Hanlon persuaded the psychologist to spend 50 percent of his time in individual literacy tutoring, and had the three institution chaplains teaching organized classes of religious education. Hanlon administratively linked the parole and education departments and, within two years, renovated the library.

Before Major Hanlon's arrival, about 200 inmates were enrolled in the school program. Within a year after his appointment, over 800 were in an organized academic program, 183 in vocational training, 240 in general and social education programs, 90 in arts, crafts, and clubs, and 450 in organized physical education and athletic activities with another 425 in the military training program. . . .

By 1955, there were special classes in lettering, nutrition, Jewish and American History, public speaking and dramatics, checker and canasta clubs, and an Alcoholics Anonymous group.

Major Hanlon badgered Albany year after year until defective inmates, like the inmates in NY's regular prisons, received wages for their work in the shops.

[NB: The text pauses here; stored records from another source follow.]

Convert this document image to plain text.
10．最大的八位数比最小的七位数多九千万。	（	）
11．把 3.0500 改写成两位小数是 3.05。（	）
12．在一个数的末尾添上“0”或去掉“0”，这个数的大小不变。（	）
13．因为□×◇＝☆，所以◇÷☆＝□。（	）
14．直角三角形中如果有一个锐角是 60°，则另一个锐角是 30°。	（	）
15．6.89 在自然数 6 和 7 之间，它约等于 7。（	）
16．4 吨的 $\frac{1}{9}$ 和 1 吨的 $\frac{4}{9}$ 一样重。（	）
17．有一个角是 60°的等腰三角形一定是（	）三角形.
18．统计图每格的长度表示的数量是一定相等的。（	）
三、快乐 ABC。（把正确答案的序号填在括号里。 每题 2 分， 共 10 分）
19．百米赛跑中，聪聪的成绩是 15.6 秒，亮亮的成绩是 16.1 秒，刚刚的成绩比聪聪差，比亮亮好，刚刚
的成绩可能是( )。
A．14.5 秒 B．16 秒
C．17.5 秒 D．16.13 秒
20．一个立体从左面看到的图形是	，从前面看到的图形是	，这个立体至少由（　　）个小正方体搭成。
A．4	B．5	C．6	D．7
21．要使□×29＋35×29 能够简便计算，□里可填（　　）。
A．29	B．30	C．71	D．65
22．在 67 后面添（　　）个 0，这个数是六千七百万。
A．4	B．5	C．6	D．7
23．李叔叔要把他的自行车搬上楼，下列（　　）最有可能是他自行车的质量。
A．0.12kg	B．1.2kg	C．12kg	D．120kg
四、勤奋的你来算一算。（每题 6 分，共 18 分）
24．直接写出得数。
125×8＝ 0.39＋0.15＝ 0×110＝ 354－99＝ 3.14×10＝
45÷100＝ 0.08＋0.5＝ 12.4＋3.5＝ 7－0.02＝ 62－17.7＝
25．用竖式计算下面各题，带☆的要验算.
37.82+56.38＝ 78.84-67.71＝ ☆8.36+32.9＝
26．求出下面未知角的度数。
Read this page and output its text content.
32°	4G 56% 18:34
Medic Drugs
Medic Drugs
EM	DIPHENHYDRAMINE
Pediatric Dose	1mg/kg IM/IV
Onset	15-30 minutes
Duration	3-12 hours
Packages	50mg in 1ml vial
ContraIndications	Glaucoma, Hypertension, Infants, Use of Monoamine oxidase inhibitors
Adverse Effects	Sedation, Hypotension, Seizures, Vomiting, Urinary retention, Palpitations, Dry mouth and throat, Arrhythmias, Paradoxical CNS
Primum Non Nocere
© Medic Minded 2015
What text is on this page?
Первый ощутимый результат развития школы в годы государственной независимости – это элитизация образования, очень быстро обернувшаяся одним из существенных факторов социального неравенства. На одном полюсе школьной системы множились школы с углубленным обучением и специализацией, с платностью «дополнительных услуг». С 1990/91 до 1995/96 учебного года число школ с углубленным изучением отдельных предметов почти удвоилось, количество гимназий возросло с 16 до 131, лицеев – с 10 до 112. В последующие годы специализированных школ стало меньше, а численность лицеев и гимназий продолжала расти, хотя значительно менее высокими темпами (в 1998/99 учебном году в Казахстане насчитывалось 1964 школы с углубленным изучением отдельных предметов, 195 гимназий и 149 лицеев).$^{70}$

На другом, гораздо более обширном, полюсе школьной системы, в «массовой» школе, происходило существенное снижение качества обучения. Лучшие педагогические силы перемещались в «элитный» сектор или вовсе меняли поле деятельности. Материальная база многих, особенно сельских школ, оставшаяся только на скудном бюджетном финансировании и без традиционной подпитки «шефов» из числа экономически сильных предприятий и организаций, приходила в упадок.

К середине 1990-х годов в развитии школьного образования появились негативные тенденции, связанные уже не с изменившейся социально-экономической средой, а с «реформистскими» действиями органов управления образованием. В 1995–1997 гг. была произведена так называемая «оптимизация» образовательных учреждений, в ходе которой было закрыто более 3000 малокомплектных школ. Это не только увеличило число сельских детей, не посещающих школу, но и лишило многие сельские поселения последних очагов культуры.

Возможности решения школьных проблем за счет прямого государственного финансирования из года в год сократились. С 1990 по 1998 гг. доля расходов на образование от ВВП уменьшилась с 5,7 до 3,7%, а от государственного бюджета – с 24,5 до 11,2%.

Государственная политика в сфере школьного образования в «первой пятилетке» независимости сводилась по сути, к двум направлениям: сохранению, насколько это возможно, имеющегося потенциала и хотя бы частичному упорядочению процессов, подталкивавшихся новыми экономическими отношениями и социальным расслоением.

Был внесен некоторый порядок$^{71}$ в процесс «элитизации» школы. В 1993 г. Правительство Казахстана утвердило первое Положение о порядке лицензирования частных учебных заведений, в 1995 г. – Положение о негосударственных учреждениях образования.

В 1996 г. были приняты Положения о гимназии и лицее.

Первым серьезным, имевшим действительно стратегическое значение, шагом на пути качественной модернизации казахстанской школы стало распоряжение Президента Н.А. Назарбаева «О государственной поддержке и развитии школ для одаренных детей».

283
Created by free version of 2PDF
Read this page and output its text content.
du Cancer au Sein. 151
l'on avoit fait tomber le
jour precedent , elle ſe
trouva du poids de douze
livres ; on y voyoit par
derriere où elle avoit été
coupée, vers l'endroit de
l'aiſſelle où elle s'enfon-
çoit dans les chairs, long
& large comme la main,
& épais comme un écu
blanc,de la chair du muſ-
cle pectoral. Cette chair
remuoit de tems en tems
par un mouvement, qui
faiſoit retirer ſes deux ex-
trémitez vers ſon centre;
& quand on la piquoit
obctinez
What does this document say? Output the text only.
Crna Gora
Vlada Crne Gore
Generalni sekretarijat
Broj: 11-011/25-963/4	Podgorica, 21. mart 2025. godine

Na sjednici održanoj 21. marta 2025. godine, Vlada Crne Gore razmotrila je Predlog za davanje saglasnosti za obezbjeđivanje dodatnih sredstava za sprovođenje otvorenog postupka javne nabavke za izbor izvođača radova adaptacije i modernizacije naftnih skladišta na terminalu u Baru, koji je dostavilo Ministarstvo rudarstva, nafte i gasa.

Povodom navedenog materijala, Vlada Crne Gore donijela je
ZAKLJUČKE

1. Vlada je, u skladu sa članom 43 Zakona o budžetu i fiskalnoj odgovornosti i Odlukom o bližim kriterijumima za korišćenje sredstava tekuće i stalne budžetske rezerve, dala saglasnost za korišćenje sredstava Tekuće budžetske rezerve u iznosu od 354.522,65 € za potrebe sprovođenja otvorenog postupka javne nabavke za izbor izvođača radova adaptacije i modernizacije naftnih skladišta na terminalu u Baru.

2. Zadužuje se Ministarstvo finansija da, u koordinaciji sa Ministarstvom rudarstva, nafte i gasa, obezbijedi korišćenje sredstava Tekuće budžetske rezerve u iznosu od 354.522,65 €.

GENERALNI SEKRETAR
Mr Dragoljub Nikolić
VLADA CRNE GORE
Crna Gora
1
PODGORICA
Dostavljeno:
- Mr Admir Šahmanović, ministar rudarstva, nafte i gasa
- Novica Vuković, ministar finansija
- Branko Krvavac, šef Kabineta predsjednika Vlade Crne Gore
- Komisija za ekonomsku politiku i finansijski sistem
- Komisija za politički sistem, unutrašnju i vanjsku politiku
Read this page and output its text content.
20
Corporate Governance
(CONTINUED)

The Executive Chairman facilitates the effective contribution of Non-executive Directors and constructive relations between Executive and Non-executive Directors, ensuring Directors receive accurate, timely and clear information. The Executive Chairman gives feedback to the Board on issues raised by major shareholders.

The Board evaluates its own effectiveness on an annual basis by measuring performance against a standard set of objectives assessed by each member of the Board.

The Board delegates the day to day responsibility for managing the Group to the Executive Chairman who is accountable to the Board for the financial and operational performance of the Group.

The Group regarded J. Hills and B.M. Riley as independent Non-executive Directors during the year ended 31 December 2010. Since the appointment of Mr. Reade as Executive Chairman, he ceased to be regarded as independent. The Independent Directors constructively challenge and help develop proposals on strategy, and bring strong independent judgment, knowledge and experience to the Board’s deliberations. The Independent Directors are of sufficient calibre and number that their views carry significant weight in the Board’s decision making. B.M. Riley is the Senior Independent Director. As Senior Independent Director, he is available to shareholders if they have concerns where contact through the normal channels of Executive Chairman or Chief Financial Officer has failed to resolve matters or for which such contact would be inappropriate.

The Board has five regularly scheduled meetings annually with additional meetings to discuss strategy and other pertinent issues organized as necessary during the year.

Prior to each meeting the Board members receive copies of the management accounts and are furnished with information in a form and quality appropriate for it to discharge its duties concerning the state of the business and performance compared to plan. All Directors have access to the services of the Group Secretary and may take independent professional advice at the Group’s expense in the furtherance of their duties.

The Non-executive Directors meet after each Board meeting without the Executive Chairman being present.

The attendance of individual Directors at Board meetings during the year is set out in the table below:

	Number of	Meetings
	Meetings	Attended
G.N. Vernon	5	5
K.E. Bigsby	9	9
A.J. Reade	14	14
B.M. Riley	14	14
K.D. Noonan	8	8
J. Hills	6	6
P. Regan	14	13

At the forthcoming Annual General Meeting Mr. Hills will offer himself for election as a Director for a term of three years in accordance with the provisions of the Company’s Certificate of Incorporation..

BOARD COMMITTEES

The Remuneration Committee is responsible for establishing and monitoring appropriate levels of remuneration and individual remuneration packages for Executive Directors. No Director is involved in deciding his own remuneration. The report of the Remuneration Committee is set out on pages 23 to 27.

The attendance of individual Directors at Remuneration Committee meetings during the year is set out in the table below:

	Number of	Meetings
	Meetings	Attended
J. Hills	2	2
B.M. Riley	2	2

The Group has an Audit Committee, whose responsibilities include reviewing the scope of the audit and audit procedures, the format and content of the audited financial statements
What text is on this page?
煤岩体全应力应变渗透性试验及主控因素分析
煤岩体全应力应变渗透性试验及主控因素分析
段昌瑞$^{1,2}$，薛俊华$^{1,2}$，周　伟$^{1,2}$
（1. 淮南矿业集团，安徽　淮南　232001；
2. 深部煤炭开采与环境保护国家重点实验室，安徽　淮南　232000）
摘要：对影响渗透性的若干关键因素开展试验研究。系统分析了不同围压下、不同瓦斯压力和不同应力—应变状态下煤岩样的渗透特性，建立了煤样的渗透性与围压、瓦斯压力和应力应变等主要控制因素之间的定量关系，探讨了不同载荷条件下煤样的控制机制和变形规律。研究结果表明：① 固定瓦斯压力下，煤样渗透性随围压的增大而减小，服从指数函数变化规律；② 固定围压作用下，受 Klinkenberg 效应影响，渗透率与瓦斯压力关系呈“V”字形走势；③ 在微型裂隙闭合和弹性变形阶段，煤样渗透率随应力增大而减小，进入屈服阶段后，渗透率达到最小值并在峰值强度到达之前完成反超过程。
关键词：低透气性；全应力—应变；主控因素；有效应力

He pestered for a central radio system with earphones in the cells and dorms, as had existed for years in the state prisons. (Television came later, with the first set donated in 1954 by a visitor.)

In February, 1955, toward the end of Major Hanlon's 13-year tenure, the internationally famous criminologist Sanford Bates accompanied six prison administrators from Egypt on a tour of the Napanoch institution. . . . Bates wrote, "Napanoch was an eye-opener, not only to our friends from Egypt but to myself... If there were more [institutions] conducted along the lines we have seen here, there would not be so many unfavorable criticisms against our correctional systems." It was a nice note on which to end a career marked by cheerful optimism and good will toward a class of inmates formerly considered unreachable, hopelessly incorrigible, and fit only for life-long custodial care. Three months after the Egyptians' visit, on May 27, 1955, Hanlon died in office.

Major Hanlon was succeeded by John V. Harding, who served a little over a year. On August 30, 1956, Charles L. McKendrick was appointed superintendent of the Institution for Male Defective Delinquents. By the time McKendrick left 11 years later, the IMDD had ceased to exist.